Anisotropic pitting behavior of tetragonal β-tin (Sn) was studied on low-index surfaces of monocrystals exposed to a near-neutral aqueous solution containing 0.1 M sodium chloride (NaCl) + 0.5 M sodium nitrate (NaNO₃). The critical pitting potentials (E_pit) for the onset of pitting on passivated surfaces were obtained from single-cycle polarization tests conducted at a scan rate of 0.5 mV/s. Pit morphology was studied by scanning electron microscopy, supplemented by light interference microscopy. The orientations of all surfaces and the crystal directions lying in each surface were determined by x-ray techniques.

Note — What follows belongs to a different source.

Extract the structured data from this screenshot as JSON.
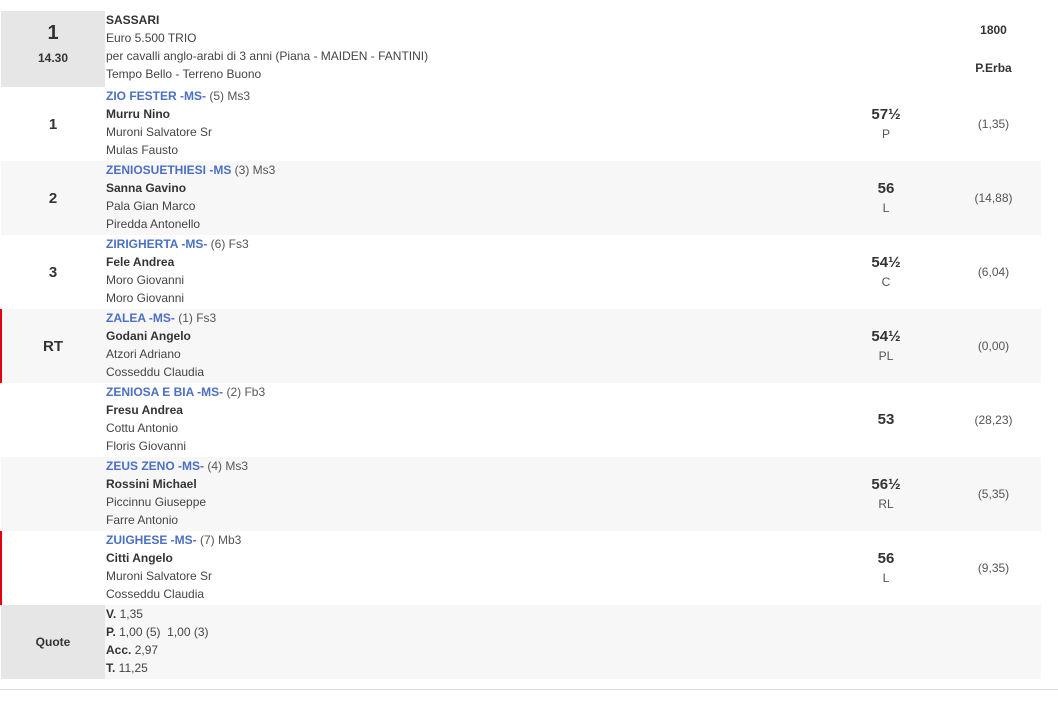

It was found that the (100), (110), (011), and (001) surfaces all exhibited a similar E_pit of –0.288 V_SCE ± 0.005 V_SCE, whereas the (111) surface exhibited a value that was reproducibly lower (less noble) by ~ 20 mV. All pits displayed a crystallographic morphology, with walls and base composed of different variants of the {100}, {011}, and {001} planes. No variants of the {110} or {111} planes were observed inside pits. There was no correlation between the anisotropic pitting behavior and the surface atom packing density. Results were reasonably consistent with a mechanism of pit initiation determined by anodic dissolution processes at the metal-electrolyte interface at the base of existing defects (flaws) in the passive film. Such defects (or film breakdown events) alone were insufficient to cause pitting initiation.